The maximum fraction of a variogram range, min_range <= max_range <= 1. Parameter max_range greater than 0.5 raises warning.

number_of_rangesint, default = 64

How many equally spaced ranges are tested between min_range and max_range.

sillfloat, default = None

If given, then sill is fixed to this value.

min_sillfloat, default = 0

The minimal fraction of the variogram variance at lag 0 to find a sill, 0 <= min_sill <= max_sill.

max_sillfloat, default = 1

The maximum fraction of the variogram variance at lag 0 to find a sill. It should be lower or equal to 1. It is possible to set it above 1, but then warning is printed.

number_of_sillsint, default = 64

How many equally spaced sill values are tested between min_sill and max_sill.

directionfloat, in range [0, 360], default=None

The direction of a semivariogram. If None given then semivariogram is isotropic. This parameter is required if passed experimental variogram is stored in a numpy array.

error_estimatorstr, default = ‘rmse’

A model error estimation method. Available options are:

  • ‘rmse’: Root Mean Squared Error,

  • ‘mae’: Mean Absolute Error,

  • ‘bias’: Forecast Bias,

  • ‘smape’: Symmetric Mean Absolute Percentage Error.

deviation_weightingstr, default = “equal”

The name of a method used to weight error at a given lags. Works only with RMSE. Available methods:

  • equal: no weighting,

  • closest: lags at a close range have bigger weights,

  • distant: lags that are further away have bigger weights,

  • dense: error is weighted by the number of point pairs within a lag.

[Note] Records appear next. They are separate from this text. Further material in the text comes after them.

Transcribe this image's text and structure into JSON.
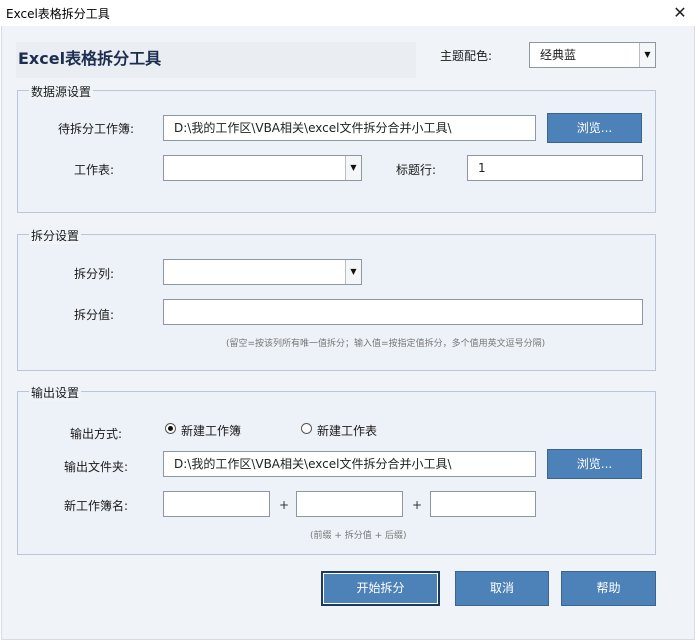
{
  "window": {
    "title": "Excel表格拆分工具",
    "close_icon": "✕"
  },
  "header": {
    "heading": "Excel表格拆分工具",
    "theme_label": "主题配色:",
    "theme_value": "经典蓝"
  },
  "source": {
    "group_title": "数据源设置",
    "workbook_label": "待拆分工作簿:",
    "workbook_path": "D:\\我的工作区\\VBA相关\\excel文件拆分合并小工具\\",
    "browse_label": "浏览...",
    "sheet_label": "工作表:",
    "sheet_value": "",
    "header_row_label": "标题行:",
    "header_row_value": "1"
  },
  "split": {
    "group_title": "拆分设置",
    "column_label": "拆分列:",
    "column_value": "",
    "value_label": "拆分值:",
    "value_value": "",
    "hint": "(留空=按该列所有唯一值拆分；输入值=按指定值拆分，多个值用英文逗号分隔)"
  },
  "output": {
    "group_title": "输出设置",
    "mode_label": "输出方式:",
    "mode_options": [
      "新建工作簿",
      "新建工作表"
    ],
    "mode_selected": "新建工作簿",
    "folder_label": "输出文件夹:",
    "folder_path": "D:\\我的工作区\\VBA相关\\excel文件拆分合并小工具\\",
    "browse_label": "浏览...",
    "name_label": "新工作簿名:",
    "prefix_value": "",
    "middle_value": "",
    "suffix_value": "",
    "plus": "+",
    "name_hint": "(前缀 + 拆分值 + 后缀)"
  },
  "actions": {
    "start_label": "开始拆分",
    "cancel_label": "取消",
    "help_label": "帮助"
  },
  "colors": {
    "button_blue": "#4d82b8",
    "group_border": "#b8c6d8",
    "heading_navy": "#1c2d4f"
  }
}
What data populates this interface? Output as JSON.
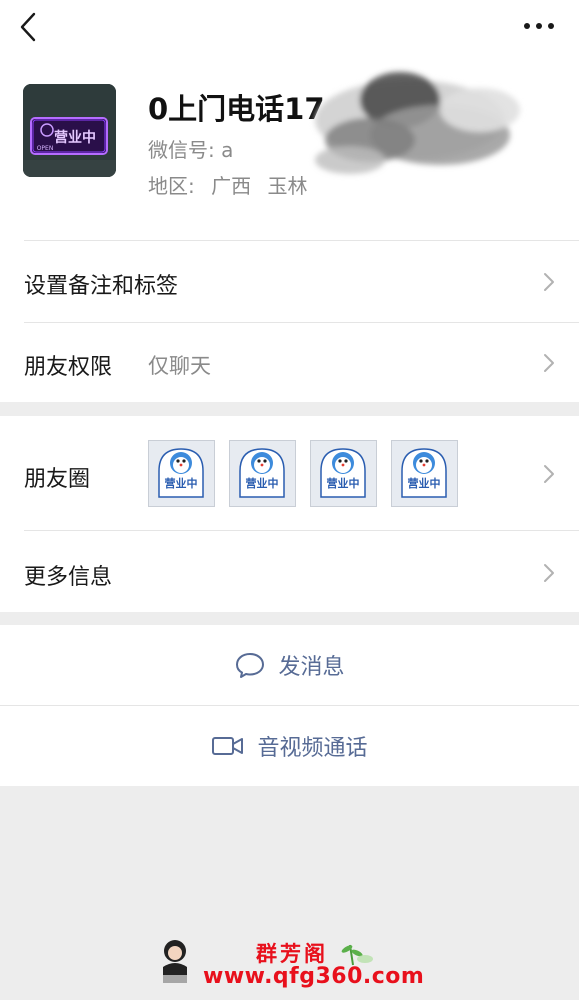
{
  "topbar": {
    "back_icon": "chevron-left-icon",
    "more_icon": "ellipsis-icon"
  },
  "profile": {
    "name": "0上门电话17",
    "wechat_id_label": "微信号:",
    "wechat_id_value": "a",
    "region_label": "地区:",
    "region_province": "广西",
    "region_city": "玉林",
    "avatar_sign_text": "营业中",
    "avatar_sign_small": "OPEN"
  },
  "rows": {
    "remark": {
      "label": "设置备注和标签"
    },
    "permission": {
      "label": "朋友权限",
      "value": "仅聊天"
    },
    "moments": {
      "label": "朋友圈",
      "thumb_text": "营业中"
    },
    "more_info": {
      "label": "更多信息"
    }
  },
  "actions": {
    "message": {
      "label": "发消息",
      "icon": "chat-bubble-icon"
    },
    "video_call": {
      "label": "音视频通话",
      "icon": "video-camera-icon"
    }
  },
  "watermark": {
    "site_name": "群芳阁",
    "url": "www.qfg360.com"
  },
  "colors": {
    "link_blue": "#576b95",
    "watermark_red": "#e8101c",
    "background": "#ededed"
  }
}
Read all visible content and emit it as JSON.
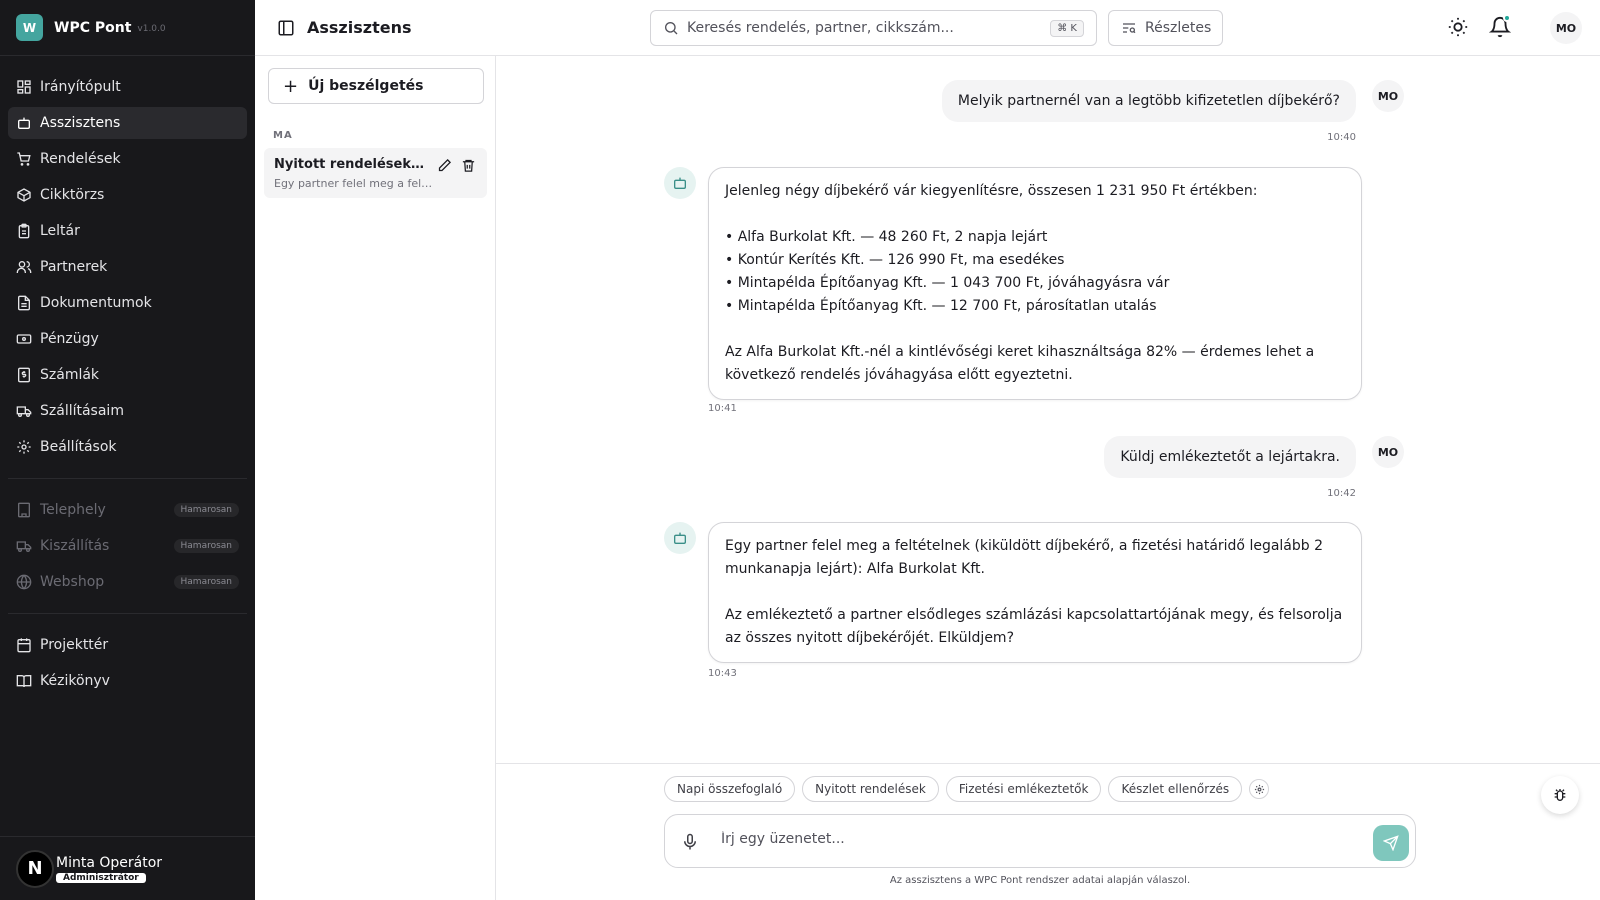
{
  "app": {
    "logo_letter": "W",
    "name": "WPC Pont",
    "version": "v1.0.0"
  },
  "sidebar": {
    "items": [
      {
        "label": "Irányítópult",
        "icon": "dashboard-icon"
      },
      {
        "label": "Asszisztens",
        "icon": "bot-icon",
        "active": true
      },
      {
        "label": "Rendelések",
        "icon": "cart-icon"
      },
      {
        "label": "Cikktörzs",
        "icon": "package-icon"
      },
      {
        "label": "Leltár",
        "icon": "clipboard-icon"
      },
      {
        "label": "Partnerek",
        "icon": "users-icon"
      },
      {
        "label": "Dokumentumok",
        "icon": "document-icon"
      },
      {
        "label": "Pénzügy",
        "icon": "banknote-icon"
      },
      {
        "label": "Számlák",
        "icon": "receipt-icon"
      },
      {
        "label": "Szállításaim",
        "icon": "truck-icon"
      },
      {
        "label": "Beállítások",
        "icon": "gear-icon"
      }
    ],
    "coming": [
      {
        "label": "Telephely",
        "badge": "Hamarosan",
        "icon": "building-icon"
      },
      {
        "label": "Kiszállítás",
        "badge": "Hamarosan",
        "icon": "truck-icon"
      },
      {
        "label": "Webshop",
        "badge": "Hamarosan",
        "icon": "globe-icon"
      }
    ],
    "extra": [
      {
        "label": "Projekttér",
        "icon": "calendar-icon"
      },
      {
        "label": "Kézikönyv",
        "icon": "book-icon"
      }
    ],
    "user": {
      "avatar": "N",
      "name": "Minta Operátor",
      "role": "Adminisztrátor"
    }
  },
  "header": {
    "title": "Asszisztens",
    "search_placeholder": "Keresés rendelés, partner, cikkszám...",
    "search_shortcut": "⌘ K",
    "detail_label": "Részletes",
    "user_initials": "MO"
  },
  "conversations": {
    "new_label": "Új beszélgetés",
    "group_label": "MA",
    "items": [
      {
        "title": "Nyitott rendelések és fizetési emlékeztetők",
        "preview": "Egy partner felel meg a feltételnek (kiküldött díjbekérő…"
      }
    ]
  },
  "chat": {
    "messages": [
      {
        "role": "user",
        "text": "Melyik partnernél van a legtöbb kifizetetlen díjbekérő?",
        "time": "10:40",
        "initials": "MO"
      },
      {
        "role": "assistant",
        "time": "10:41",
        "lines": [
          "Jelenleg négy díjbekérő vár kiegyenlítésre, összesen 1 231 950 Ft értékben:",
          "",
          "• Alfa Burkolat Kft. — 48 260 Ft, 2 napja lejárt",
          "• Kontúr Kerítés Kft. — 126 990 Ft, ma esedékes",
          "• Mintapélda Építőanyag Kft. — 1 043 700 Ft, jóváhagyásra vár",
          "• Mintapélda Építőanyag Kft. — 12 700 Ft, párosítatlan utalás",
          "",
          "Az Alfa Burkolat Kft.-nél a kintlévőségi keret kihasználtsága 82% — érdemes lehet a következő rendelés jóváhagyása előtt egyeztetni."
        ]
      },
      {
        "role": "user",
        "text": "Küldj emlékeztetőt a lejártakra.",
        "time": "10:42",
        "initials": "MO"
      },
      {
        "role": "assistant",
        "time": "10:43",
        "lines": [
          "Egy partner felel meg a feltételnek (kiküldött díjbekérő, a fizetési határidő legalább 2 munkanapja lejárt): Alfa Burkolat Kft.",
          "",
          "Az emlékeztető a partner elsődleges számlázási kapcsolattartójának megy, és felsorolja az összes nyitott díjbekérőjét. Elküldjem?"
        ]
      }
    ]
  },
  "quick_actions": [
    "Napi összefoglaló",
    "Nyitott rendelések",
    "Fizetési emlékeztetők",
    "Készlet ellenőrzés"
  ],
  "composer": {
    "placeholder": "Írj egy üzenetet...",
    "footnote": "Az asszisztens a WPC Pont rendszer adatai alapján válaszol."
  },
  "colors": {
    "accent": "#44a59f",
    "sidebar_bg": "#18181b",
    "send_bg": "#7fc7bd"
  }
}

auto_update_attributesbool, default = True

Update sill, range, model type and nugget based on the best model.

warn_about_set_params: bool, default=True

Should class invoke warning if model parameters has been set during initialization?

verbosebool, default = False

Show iteration results.

Raises:
ValueError

Raised when sill < 0 or range < 0 or range > 1.

KeyError

Raised when wrong model name(s) are provided by the users.

KeyError

Raised when wrong error type is provided by the users.

Warns:
SillOutsideSafeRangeWarning

Warning printed when max_sill > 1.

RangeOutsideSafeDistanceWarning

Warning printed when max_range > 0.5.

Warning

Model parameters were given during initilization but program is forced to fit the new set of parameters.

Warning

Passed experimental_variogram is a numpy array and direction parameter is None.

show(subplots=False)[source]

Method plots experimental and theoretical variograms.

Parameters:
subplotsbool, default = False

If True then each indicator variogram is plotted on a separate plot. Otherwise, all variograms are plotted on a scatter single plot.